Best Parameters from GridSearch: {'alpha': 0.1, 'l1_ratio': 0.5}
Elastic Net CV MAE: 301.24
Elastic Net CV MSE: 180564.70
Elastic Net CV RMSE: 424.93
Elastic Net CV R² Score: 0.5659


Findings:

Splitting data to Train Test made 7% improvement on model prediction success, model with polynomial features used gives without train-test split
gives us R2 score : 0.51  but with train-test split gives us R2 score 0.58

# 4. Final Report :

###Findings and key takeaways from the analysis :
- Various regression models and couple variations was applied to find best prediction model
- Linear regression was used with Ridge, Lasso and Elastic net approach
- K-fold cross validation used to have insight on whole data set
- GridsearchCV used to find best tuning
- Polynomial features and interaction features was used to improve model
- Mean Absolute Error (MAE), Mean Squared Error (MSE) R-squared (R²) values analyzed to check model success
-
- Overall best performance was obtained with Elastic Net Regression while all features, interaction features and polynomial features used as train data.
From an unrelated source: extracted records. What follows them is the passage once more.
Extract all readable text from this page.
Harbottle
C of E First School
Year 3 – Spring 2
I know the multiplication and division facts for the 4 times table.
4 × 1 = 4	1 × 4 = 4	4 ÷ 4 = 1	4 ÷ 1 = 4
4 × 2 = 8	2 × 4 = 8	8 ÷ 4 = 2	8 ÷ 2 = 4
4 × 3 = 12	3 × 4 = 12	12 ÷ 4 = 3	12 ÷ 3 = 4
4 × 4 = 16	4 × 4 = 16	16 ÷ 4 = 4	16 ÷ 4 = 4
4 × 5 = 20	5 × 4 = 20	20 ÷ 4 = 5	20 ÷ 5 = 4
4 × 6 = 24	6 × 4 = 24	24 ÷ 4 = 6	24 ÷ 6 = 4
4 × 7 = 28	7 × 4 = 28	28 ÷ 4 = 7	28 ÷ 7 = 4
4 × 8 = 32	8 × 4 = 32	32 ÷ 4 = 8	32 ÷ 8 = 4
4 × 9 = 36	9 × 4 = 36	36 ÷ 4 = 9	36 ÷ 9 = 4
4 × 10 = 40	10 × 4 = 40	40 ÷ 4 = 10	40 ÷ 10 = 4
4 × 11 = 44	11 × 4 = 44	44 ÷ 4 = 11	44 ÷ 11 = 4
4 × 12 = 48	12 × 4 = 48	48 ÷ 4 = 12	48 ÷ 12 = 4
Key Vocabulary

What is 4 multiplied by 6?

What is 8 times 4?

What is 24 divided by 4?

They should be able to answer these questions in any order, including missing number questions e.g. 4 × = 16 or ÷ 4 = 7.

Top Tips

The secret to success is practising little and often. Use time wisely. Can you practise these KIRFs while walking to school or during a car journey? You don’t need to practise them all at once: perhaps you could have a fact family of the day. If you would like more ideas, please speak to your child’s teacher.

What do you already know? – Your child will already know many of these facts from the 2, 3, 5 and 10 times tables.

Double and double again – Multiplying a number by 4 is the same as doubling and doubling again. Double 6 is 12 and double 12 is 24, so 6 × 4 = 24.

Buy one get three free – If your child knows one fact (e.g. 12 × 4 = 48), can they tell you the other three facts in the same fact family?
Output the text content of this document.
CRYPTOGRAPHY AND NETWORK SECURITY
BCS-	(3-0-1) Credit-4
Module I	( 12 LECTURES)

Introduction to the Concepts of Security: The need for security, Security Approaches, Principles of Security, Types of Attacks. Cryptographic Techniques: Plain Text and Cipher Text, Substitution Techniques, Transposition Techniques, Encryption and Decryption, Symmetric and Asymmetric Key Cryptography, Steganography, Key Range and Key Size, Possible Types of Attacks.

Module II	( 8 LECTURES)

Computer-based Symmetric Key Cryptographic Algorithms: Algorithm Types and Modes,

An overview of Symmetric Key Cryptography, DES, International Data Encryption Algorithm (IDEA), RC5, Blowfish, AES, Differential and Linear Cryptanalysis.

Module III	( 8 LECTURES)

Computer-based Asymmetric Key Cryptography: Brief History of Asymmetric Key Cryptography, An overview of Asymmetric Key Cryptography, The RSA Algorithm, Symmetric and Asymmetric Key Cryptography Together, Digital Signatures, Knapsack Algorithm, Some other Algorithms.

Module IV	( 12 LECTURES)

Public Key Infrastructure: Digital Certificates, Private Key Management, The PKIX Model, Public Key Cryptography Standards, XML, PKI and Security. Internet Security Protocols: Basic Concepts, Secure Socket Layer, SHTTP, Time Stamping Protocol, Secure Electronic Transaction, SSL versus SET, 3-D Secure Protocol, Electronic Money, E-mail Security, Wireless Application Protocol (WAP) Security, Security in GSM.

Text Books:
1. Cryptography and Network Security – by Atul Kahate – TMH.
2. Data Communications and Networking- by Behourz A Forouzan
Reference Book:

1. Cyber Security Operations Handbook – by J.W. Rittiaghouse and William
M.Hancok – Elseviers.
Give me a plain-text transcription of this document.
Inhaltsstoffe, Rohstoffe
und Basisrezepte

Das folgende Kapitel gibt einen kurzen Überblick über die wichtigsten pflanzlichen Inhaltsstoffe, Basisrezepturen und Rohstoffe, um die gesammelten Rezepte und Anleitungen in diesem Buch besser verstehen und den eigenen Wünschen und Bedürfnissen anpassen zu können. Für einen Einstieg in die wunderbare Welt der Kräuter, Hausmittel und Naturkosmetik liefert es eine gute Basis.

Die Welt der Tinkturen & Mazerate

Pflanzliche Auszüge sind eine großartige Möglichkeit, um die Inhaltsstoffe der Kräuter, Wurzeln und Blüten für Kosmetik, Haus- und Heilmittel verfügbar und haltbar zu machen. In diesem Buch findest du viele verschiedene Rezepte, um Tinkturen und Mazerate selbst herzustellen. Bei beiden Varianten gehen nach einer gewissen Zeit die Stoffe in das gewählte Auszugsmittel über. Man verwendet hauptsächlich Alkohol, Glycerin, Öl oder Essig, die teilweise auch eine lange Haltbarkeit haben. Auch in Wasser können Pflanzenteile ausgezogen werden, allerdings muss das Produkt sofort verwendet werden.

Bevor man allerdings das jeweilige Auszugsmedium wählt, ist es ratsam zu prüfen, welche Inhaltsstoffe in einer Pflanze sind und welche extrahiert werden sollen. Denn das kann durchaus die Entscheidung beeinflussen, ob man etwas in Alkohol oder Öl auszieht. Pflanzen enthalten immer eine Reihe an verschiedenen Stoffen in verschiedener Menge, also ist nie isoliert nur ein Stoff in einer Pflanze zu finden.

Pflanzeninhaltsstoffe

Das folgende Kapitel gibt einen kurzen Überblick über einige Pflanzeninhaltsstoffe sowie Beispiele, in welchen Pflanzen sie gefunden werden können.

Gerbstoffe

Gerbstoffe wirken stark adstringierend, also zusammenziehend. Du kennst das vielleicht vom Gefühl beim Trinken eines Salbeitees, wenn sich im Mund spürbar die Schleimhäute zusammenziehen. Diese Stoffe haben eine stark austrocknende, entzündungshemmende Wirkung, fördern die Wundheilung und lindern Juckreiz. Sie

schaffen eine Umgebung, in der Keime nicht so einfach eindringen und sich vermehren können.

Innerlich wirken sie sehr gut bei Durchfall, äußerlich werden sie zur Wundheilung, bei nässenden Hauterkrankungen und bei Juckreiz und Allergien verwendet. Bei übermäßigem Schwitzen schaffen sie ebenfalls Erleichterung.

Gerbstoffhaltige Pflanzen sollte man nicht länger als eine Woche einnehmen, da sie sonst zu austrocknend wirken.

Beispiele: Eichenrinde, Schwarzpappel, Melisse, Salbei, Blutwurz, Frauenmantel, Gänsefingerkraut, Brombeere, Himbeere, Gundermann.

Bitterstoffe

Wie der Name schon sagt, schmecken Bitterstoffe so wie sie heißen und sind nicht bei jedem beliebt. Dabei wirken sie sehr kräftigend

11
GridsearchCV used for best tuning and K-Fold(5) cross validation was used to improve model accuracy by splitting data to 80-20. Model success results can be tracked below.
-
- Results:
- Train MAE: 295.96 , Test MAE: 301.51  
- - Train-Test data closed and not same, model's predictions are off by 296–302 units,  this is good sign of there is no overfitting or underfitting
- Train MSE: 164461.24 , Test MSE: 173748.36
- - Outliers penaltized heavily
- Train RMSE : 405.538 , Test RMSE : 416.831
- - Model is around 400 bikes off on average
- Train R2 score : 0.60448 , Test R2 score : 0.58298
- - Model is not bad on Train data with 60% and on test(unseen) data with 58%.
- By checking results we can say model is not bad and doing decent job but still needs improvements for sure to at least make R2 values close to over 80% or 90%.


###Feature importance and business implications :

Features are backbone to build good supervised model, in this project it was obviuos how we can improve model accuracy by providing interaction features and polynomial features. When model trained with more related and good labeled data success of the model will improve linearly.

###Recommendations for further improvements :

Dataset and features play key role on model's success, before start build the model always spend good amount of time on feature engineering so we can feed model with best, correlated, high quality and necessary data. After making sure we did everyting we can with dataset, its better to use pipeline where we can put all models we potentially going to use also using GridsearchCV tuning, by doing that we can see best model to use with best parameters and also it includes K-fold inside. It was a good project and for further studies I will pay more attention to the data provided to the model and create pipeline with GridsearchCV included.